Most firewall parameters can be set by editing the file /etc/seawall.conf and by modifying the files /etc/seawall/apps and /etc/seawall/servers. For customization beyond what is provided by editing these files, additional rules can be defined in other files in the /etc/seawall directory.
NOTE: If you already have Seattle Firewall installed and you want to begin using the RPM version, it is a good idea to first upgrade to the current version using the install script THEN install the RPM. By doing so, you preserve the option to fall back to your current version of Seattle Firewall using the the fallback script. Subsequent upgrades may be done with just the rpm since you can always use RPM to fall back to your previous version.
I have Seattle Firewall 2.x -- How do I upgrade to the latest Version?
- You should begin by taking a look at the differences between 2.x and 3.x.
- Run the install script or install the RPM (neither will overwrite your /etc/seawall.conf file).
- Edit your /etc/seawall.conf file and remove the firewall variable assignment (it's no longer used).
- If you've added files in /etc/seawall or if you have IPIP tunnels, you will need to review the documentation regarding /etc/seawall/apps, /etc/seawall/servers and/or IPIP tunnels to see if you need to delete files in /etc/seawall/, change your seawall.conf file or add entries to the new files.
- Type "seawall restart".
I have Seattle Firewall 3.x -- How do I upgrade to the latest Version?
- You can safely install the rpm (or update if you have an earlier rpm) -- if you are not using the rpm, simply unpack the tarball, cd to the seawall-version directory (example: version 3.1 unpacks to a directory called "seawall-3.1"), and run the install.sh script (type ./install.sh).

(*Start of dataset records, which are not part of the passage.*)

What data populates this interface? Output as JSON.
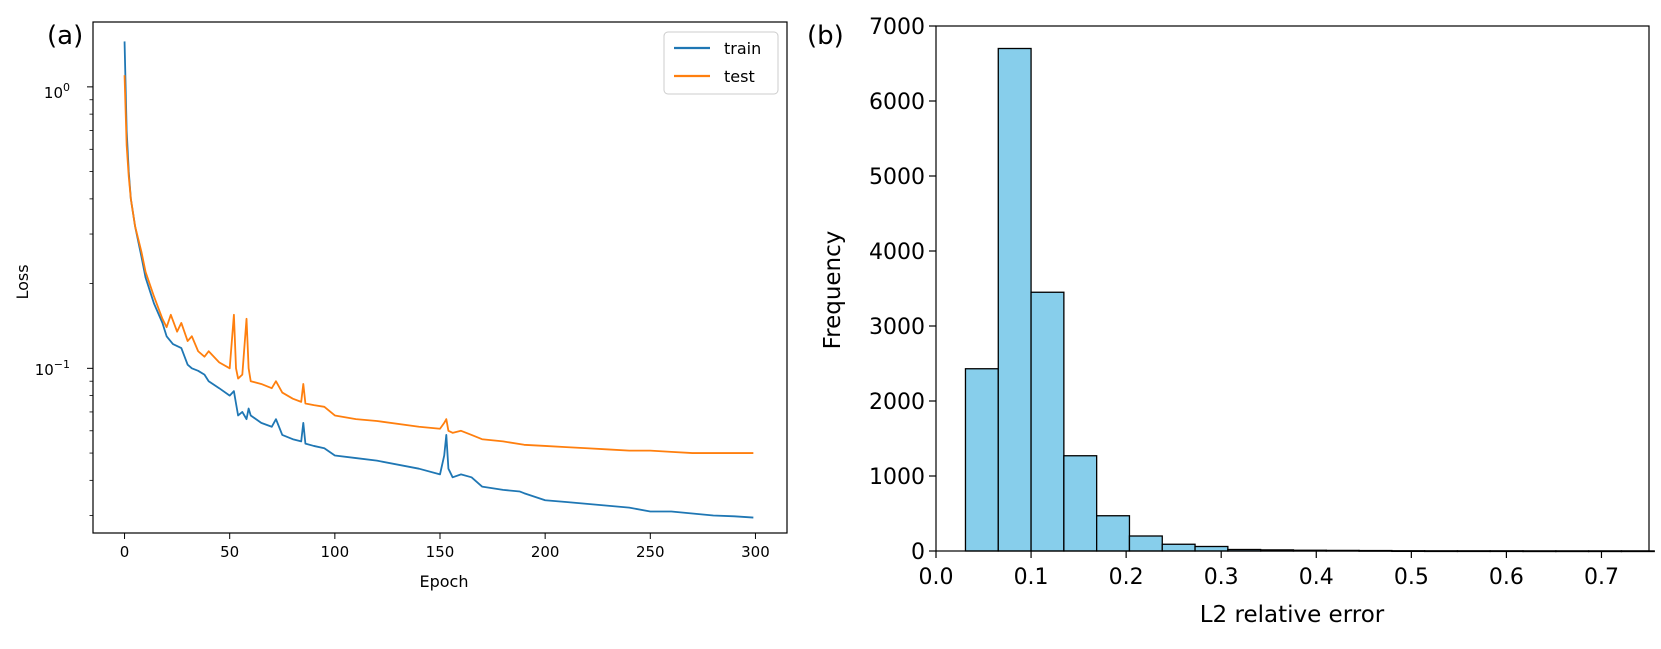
{
  "panels": {
    "a": {
      "label": "(a)"
    },
    "b": {
      "label": "(b)"
    }
  },
  "chart_data": [
    {
      "type": "line",
      "panel": "(a)",
      "title": "",
      "xlabel": "Epoch",
      "ylabel": "Loss",
      "yscale": "log",
      "xlim": [
        -15,
        315
      ],
      "ylim": [
        0.026,
        1.7
      ],
      "xticks": [
        0,
        50,
        100,
        150,
        200,
        250,
        300
      ],
      "xtick_labels": [
        "0",
        "50",
        "100",
        "150",
        "200",
        "250",
        "300"
      ],
      "ytick_labels": [
        "10^0",
        "10^-1"
      ],
      "legend": {
        "placement": "top-right",
        "entries": [
          "train",
          "test"
        ]
      },
      "colors": {
        "train": "#1f77b4",
        "test": "#ff7f0e"
      },
      "series": [
        {
          "name": "train",
          "x": [
            0,
            1,
            2,
            3,
            5,
            8,
            10,
            14,
            18,
            20,
            23,
            25,
            27,
            30,
            32,
            35,
            38,
            40,
            45,
            50,
            52,
            53,
            54,
            56,
            58,
            59,
            60,
            65,
            70,
            72,
            75,
            80,
            84,
            85,
            86,
            90,
            95,
            100,
            110,
            120,
            140,
            150,
            152,
            153,
            154,
            156,
            160,
            165,
            170,
            180,
            188,
            190,
            200,
            210,
            220,
            230,
            240,
            250,
            260,
            270,
            280,
            290,
            299
          ],
          "values": [
            1.45,
            0.7,
            0.5,
            0.4,
            0.32,
            0.25,
            0.21,
            0.17,
            0.145,
            0.13,
            0.122,
            0.12,
            0.118,
            0.103,
            0.1,
            0.098,
            0.095,
            0.09,
            0.085,
            0.08,
            0.083,
            0.075,
            0.068,
            0.07,
            0.066,
            0.072,
            0.068,
            0.064,
            0.062,
            0.066,
            0.058,
            0.056,
            0.055,
            0.064,
            0.054,
            0.053,
            0.052,
            0.049,
            0.048,
            0.047,
            0.044,
            0.042,
            0.049,
            0.058,
            0.044,
            0.041,
            0.042,
            0.041,
            0.038,
            0.037,
            0.0365,
            0.036,
            0.034,
            0.0335,
            0.033,
            0.0325,
            0.032,
            0.031,
            0.031,
            0.0305,
            0.03,
            0.0298,
            0.0295
          ]
        },
        {
          "name": "test",
          "x": [
            0,
            1,
            2,
            3,
            5,
            8,
            10,
            14,
            18,
            20,
            22,
            25,
            27,
            30,
            32,
            35,
            38,
            40,
            45,
            50,
            52,
            53,
            54,
            56,
            58,
            59,
            60,
            65,
            70,
            72,
            75,
            80,
            84,
            85,
            86,
            90,
            95,
            100,
            110,
            120,
            140,
            150,
            152,
            153,
            154,
            156,
            160,
            165,
            170,
            180,
            190,
            200,
            210,
            220,
            230,
            240,
            250,
            260,
            270,
            280,
            290,
            299
          ],
          "values": [
            1.1,
            0.62,
            0.48,
            0.4,
            0.32,
            0.26,
            0.22,
            0.18,
            0.15,
            0.14,
            0.155,
            0.135,
            0.145,
            0.125,
            0.13,
            0.115,
            0.11,
            0.115,
            0.105,
            0.1,
            0.155,
            0.1,
            0.092,
            0.095,
            0.15,
            0.1,
            0.09,
            0.088,
            0.085,
            0.09,
            0.082,
            0.078,
            0.076,
            0.088,
            0.075,
            0.074,
            0.073,
            0.068,
            0.066,
            0.065,
            0.062,
            0.061,
            0.064,
            0.066,
            0.06,
            0.059,
            0.06,
            0.058,
            0.056,
            0.055,
            0.0535,
            0.053,
            0.0525,
            0.052,
            0.0515,
            0.051,
            0.051,
            0.0505,
            0.05,
            0.05,
            0.05,
            0.05
          ]
        }
      ]
    },
    {
      "type": "bar",
      "subtype": "histogram",
      "panel": "(b)",
      "title": "",
      "xlabel": "L2 relative error",
      "ylabel": "Frequency",
      "xlim": [
        0.0,
        0.75
      ],
      "ylim": [
        0,
        7000
      ],
      "xticks": [
        0.0,
        0.1,
        0.2,
        0.3,
        0.4,
        0.5,
        0.6,
        0.7
      ],
      "xtick_labels": [
        "0.0",
        "0.1",
        "0.2",
        "0.3",
        "0.4",
        "0.5",
        "0.6",
        "0.7"
      ],
      "yticks": [
        0,
        1000,
        2000,
        3000,
        4000,
        5000,
        6000,
        7000
      ],
      "ytick_labels": [
        "0",
        "1000",
        "2000",
        "3000",
        "4000",
        "5000",
        "6000",
        "7000"
      ],
      "bin_width": 0.0345,
      "bin_edges_start": 0.031,
      "values": [
        2430,
        6700,
        3450,
        1270,
        470,
        200,
        90,
        60,
        20,
        15,
        10,
        8,
        6,
        3,
        2,
        2,
        2,
        1,
        1,
        1,
        1
      ],
      "colors": {
        "fill": "#87ceeb",
        "edge": "#000000"
      }
    }
  ]
}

- If you have IPIP tunnels and are upgrading from a version prior to 3.1 to version 3.1 or later, you will need to review the new documentation, remove your tunnel definitions from seawall.conf and add them to /etc/seawall/tunnels.
- Restart the firewall by typing "seawall restart".
If a version of Seattle Firewall 3.1 or later doesn't work for you and you installed the version using "install.sh", you can fall back to the version you were previously running using the fallback script.